Только вот кто придумал, что они – отличны? Разве высшая честь и доблесть перчатки не в том, чтобы быть наполненной предопределенным Аллахом посланцем богини? Да хорошая перчатка должна всеми силами жаждать этого наполнения – а она жаждет, о, как же она жаждет! До судорожно поджатых пальцев на ногах и желания собственными руками расцарапать красивое личико той, кого Осман вот сейчас, в эту минуту, до самых краев наполняет блаженством, снова и снова, снова и снова, – о да, наследник силен и неутомим не только на тренировочной площадке.

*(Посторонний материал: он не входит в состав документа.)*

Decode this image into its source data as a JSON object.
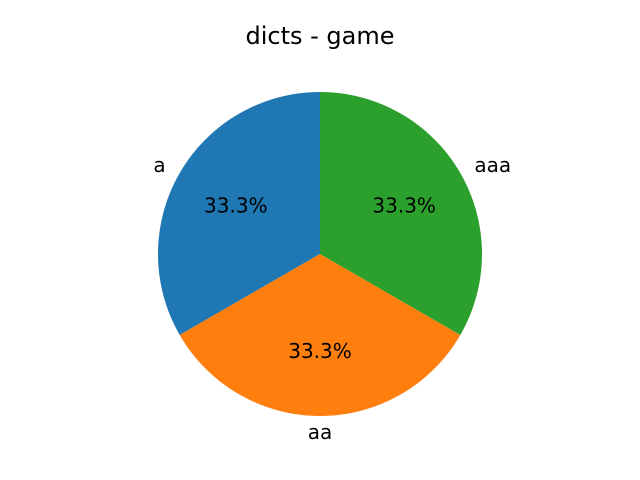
{
  "chart_data": {
    "type": "pie",
    "title": "dicts - game",
    "categories": [
      "a",
      "aa",
      "aaa"
    ],
    "values": [
      1,
      1,
      1
    ],
    "percent_labels": [
      "33.3%",
      "33.3%",
      "33.3%"
    ],
    "colors": [
      "#1f77b4",
      "#ff7f0e",
      "#2ca02c"
    ],
    "start_angle_deg": 90,
    "direction": "counterclockwise",
    "legend": "none"
  }
}
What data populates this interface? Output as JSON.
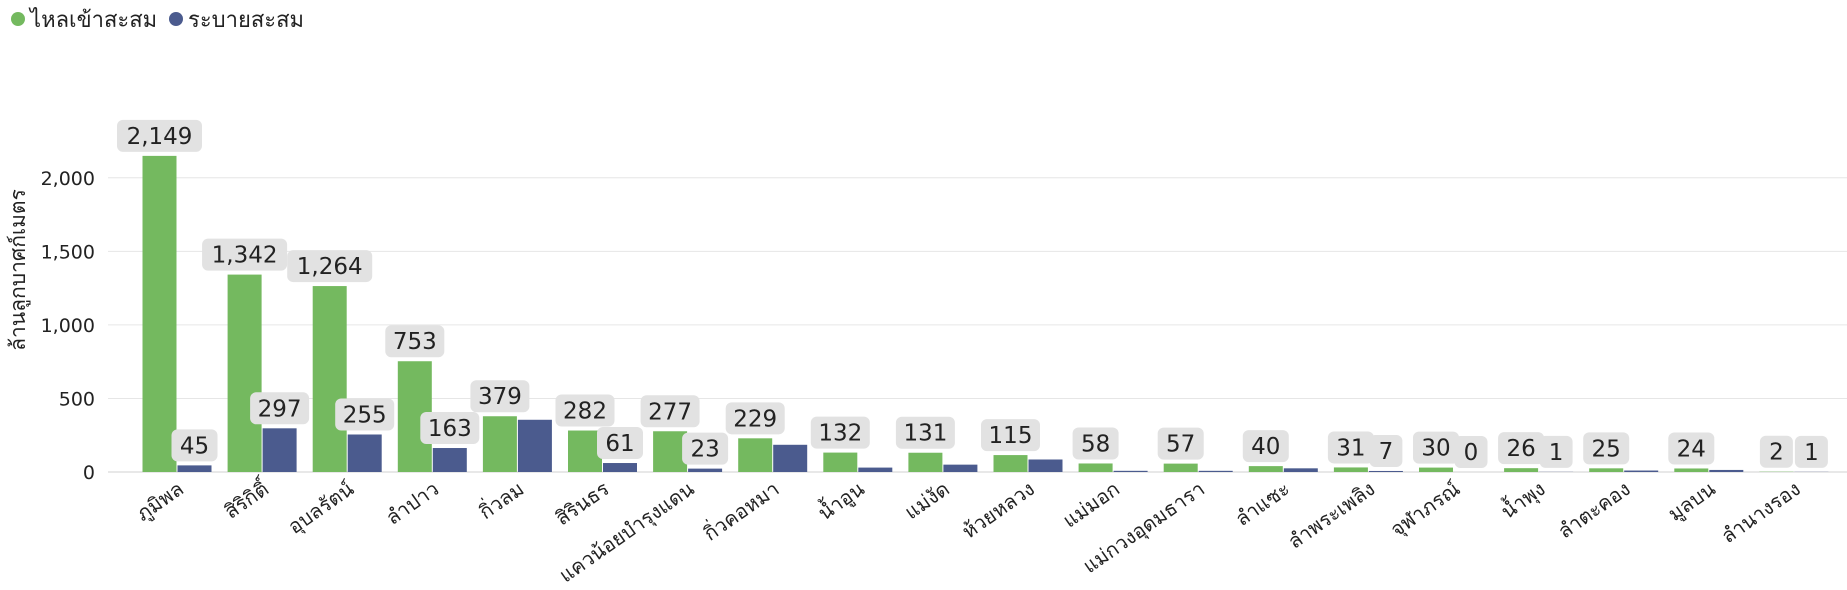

Днем за делами и суетой можно было отвлечься, а ночами неподобающие мысли и желания одолевали сильнее. Хадидже потому и назначила тайный урок именно на сегодня, что поняла – все равно не уснет, так и проворочается до самого рассвета. Как только узнала, что сегодня к Осману вызвали Мейлишах, так сразу и послала за Гиацинтом. Лучше уж совместить опасное с полезным, избежав неподобающих мыслей, – а мысли об убийстве Мейлишах определенно неподобающие, тут уж никак иначе воспринять невозможно.